Automatic matching of candidates (WS: Work Seekers) or work opportunities (WP: Work Providers) requires profile input in 1) a structured format and 2) attributes that accurately capture human expertise. Instead of semantic search or Key Word search-based approaches, People Expertise Matching System (PEMS) method of expertise profiling is superior with large databases – in which there may be millions or hundreds of million records. PEMS can generate most relevant short-lists for WS or WP of work opportunities or candidates respectively. PEMS method can increase its effectiveness with some help for users – a Help Desk Executive or an AI Bot could provide this help. Bot can provide the help more smartly. This note describes the dialogue an AI Bot could conduct and help the user create accurate profile – for both WS and WP.
1. Occupation Title (OT) often does not adequately convey human expertise. A predefined list – linear or hierarchical of list of several thousand or even tens of thousands Occupation Titles is not good enough. Therefore, along with OT, it helps to capture Functional Areas of experience in a profile. Functional Area is a more meaningful and more granular attribute.
2. Functional Area is best defined with two components- Function (a verb) and Knowledge Domain (a noun). The pair of Function & Knowledge Domain defines a particular Functional Area.
3. As an example a user who is a Primary School Teacher (an OT) or wants to hire one, could be asked what are the best sets of Functions and Knowledge Domains that represent your expertise? She could answer – Function (a verb) is “Teach” and Knowledge Domains (nouns) are: Arithmetic, Geography, Science and English. To help the user provide the right inputs, AI Bot could ask – Specify the Function (s) you perform? And then for each Function, the Bot could ask – Specify one or more Knowledge Domains of your expertise.
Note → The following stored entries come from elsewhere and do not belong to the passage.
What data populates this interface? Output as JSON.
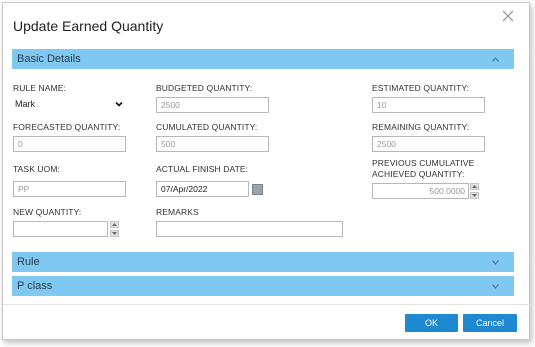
{
  "dialog": {
    "title": "Update Earned Quantity"
  },
  "sections": {
    "basic": "Basic Details",
    "rule": "Rule",
    "pclass": "P class"
  },
  "fields": {
    "rule_name": {
      "label": "RULE NAME:",
      "value": "Mark"
    },
    "budgeted_quantity": {
      "label": "BUDGETED QUANTITY:",
      "value": "2500"
    },
    "estimated_quantity": {
      "label": "ESTIMATED QUANTITY:",
      "value": "10"
    },
    "forecasted_quantity": {
      "label": "FORECASTED QUANTITY:",
      "value": "0"
    },
    "cumulated_quantity": {
      "label": "CUMULATED QUANTITY:",
      "value": "500"
    },
    "remaining_quantity": {
      "label": "REMAINING QUANTITY:",
      "value": "2500"
    },
    "task_uom": {
      "label": "TASK UOM:",
      "value": "PP"
    },
    "actual_finish_date": {
      "label": "ACTUAL FINISH DATE:",
      "value": "07/Apr/2022"
    },
    "previous_cumulative": {
      "label_line1": "PREVIOUS CUMULATIVE",
      "label_line2": "ACHIEVED QUANTITY:",
      "value": "500.0000"
    },
    "new_quantity": {
      "label": "NEW QUANTITY:",
      "value": ""
    },
    "remarks": {
      "label": "REMARKS",
      "value": ""
    }
  },
  "buttons": {
    "ok": "OK",
    "cancel": "Cancel"
  },
  "colors": {
    "section_bar": "#7ec8f2",
    "button": "#1e88d0"
  }
}
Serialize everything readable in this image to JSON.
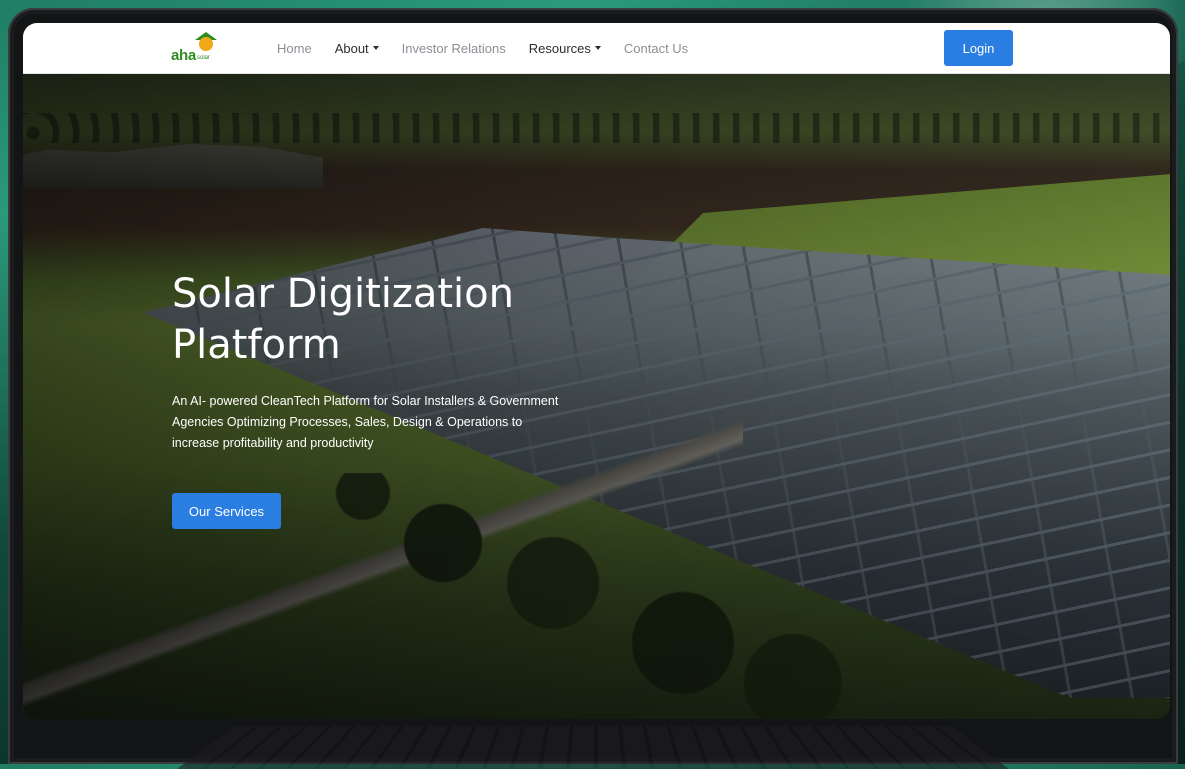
{
  "brand": {
    "name": "aha",
    "sub": "solar"
  },
  "nav": {
    "items": [
      {
        "label": "Home",
        "dropdown": false
      },
      {
        "label": "About",
        "dropdown": true
      },
      {
        "label": "Investor Relations",
        "dropdown": false
      },
      {
        "label": "Resources",
        "dropdown": true
      },
      {
        "label": "Contact Us",
        "dropdown": false
      }
    ],
    "login_label": "Login"
  },
  "hero": {
    "title_line1": "Solar Digitization",
    "title_line2": "Platform",
    "description": "An AI- powered CleanTech Platform for Solar Installers & Government Agencies Optimizing Processes, Sales, Design & Operations to increase profitability and productivity",
    "cta_label": "Our Services"
  },
  "colors": {
    "primary": "#2a7de1",
    "brand_green": "#2e8b22",
    "brand_orange": "#f1a817",
    "nav_text": "#8a8f95"
  }
}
4. Relevant Functions can be prompted after a web search and it may be noted that Functions at different levels of management hierarchy tend to follow a certain pattern:
  • Top Level functions usually include: Explore, Strategize, Research
  • Senior Level functions usually include: Plan, Design, Architect
  • Middle Level functions usually include: Control, Monitor
  • Junior Level functions usually include: Execute, Operate, Run
5. To recap, the PEMS method of expertise profiling dialogue for help explained stepwise:
Q1. Please specify your Occupation Title and Management Level?
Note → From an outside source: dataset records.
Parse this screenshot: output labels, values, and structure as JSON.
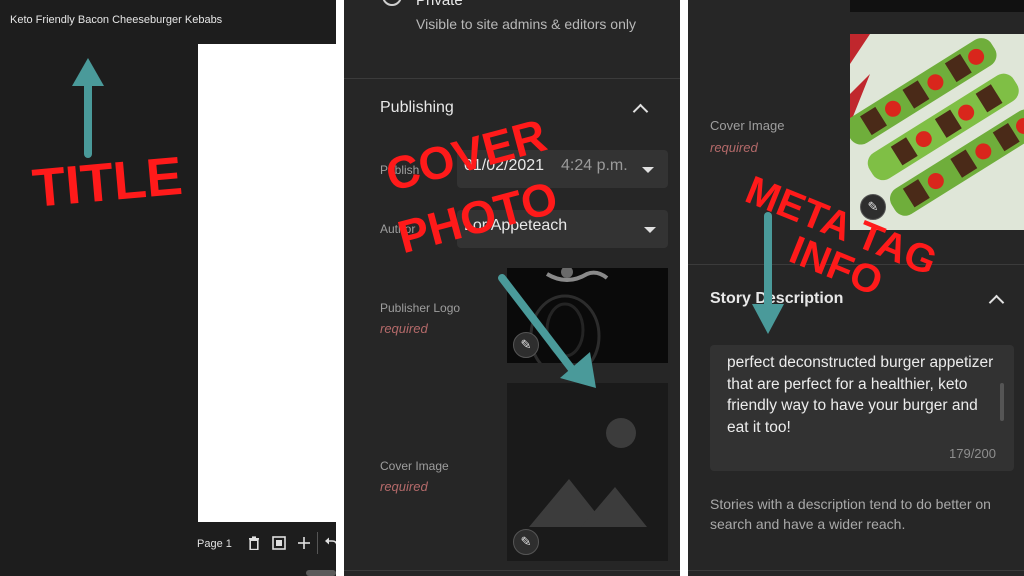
{
  "panel1": {
    "story_title": "Keto Friendly Bacon Cheeseburger Kebabs",
    "page_label": "Page 1",
    "icons": [
      "trash-icon",
      "duplicate-icon",
      "add-icon",
      "undo-icon"
    ]
  },
  "panel2": {
    "private_label": "Private",
    "private_desc": "Visible to site admins & editors only",
    "publishing": {
      "title": "Publishing",
      "publish_label": "Publish",
      "publish_date": "01/02/2021",
      "publish_time": "4:24 p.m.",
      "author_label": "Author",
      "author_value": "Lor Appeteach"
    },
    "publisher_logo": {
      "label": "Publisher Logo",
      "required": "required"
    },
    "cover_image": {
      "label": "Cover Image",
      "required": "required"
    }
  },
  "panel3": {
    "cover_image": {
      "label": "Cover Image",
      "required": "required"
    },
    "story_description": {
      "title": "Story Description",
      "text": "perfect deconstructed burger appetizer that are perfect for a healthier, keto friendly way to have your burger and eat it too!",
      "count": "179/200",
      "help": "Stories with a description tend to do better on search and have a wider reach."
    }
  },
  "annotations": {
    "title": "TITLE",
    "cover_line1": "COVER",
    "cover_line2": "PHOTO",
    "meta_line1": "META TAG",
    "meta_line2": "INFO",
    "text_color": "#ff1a1a",
    "arrow_color": "#4a9a9a"
  }
}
Prompt: Examples of Occupation Titles are: Sales Manager, Specialty Nurse, Software Developer and CEO of a Steel Scaffolding Manufacturing Company. Examples of Management level and OTs are: Top Levels – CEO, CTO, CXO; Senior Levels – General Manager, Head of Marketing Department; Middle-level – Sales Manager, Production Manager, Production Supervisor; Junior Level – Machine Operator, Nurse in ICU; Truck Driver
Q2. After obtaining input of Occupation Title and Management Level, Bot may suggest relevant Functions (verbs) – searched from the web – and ask user to specify the relevant Functions s/he performs
Q3. After obtaining input of Functions, Bot may ask for Knowledge Domains of expertise for each Function; suggest relevant Knowledge Domains – searched from the web – also guide the user that for each Function, one can input multiple
Knowledge Domains Having got the above inputs, Bot may summarise the expertise (the OT, Management Level and list of Functional Areas of expertise) in the form of list and also a crisp description and seek confirmation of the user’s satisfaction with the description of the profile or make suitable corrections in previous inputs.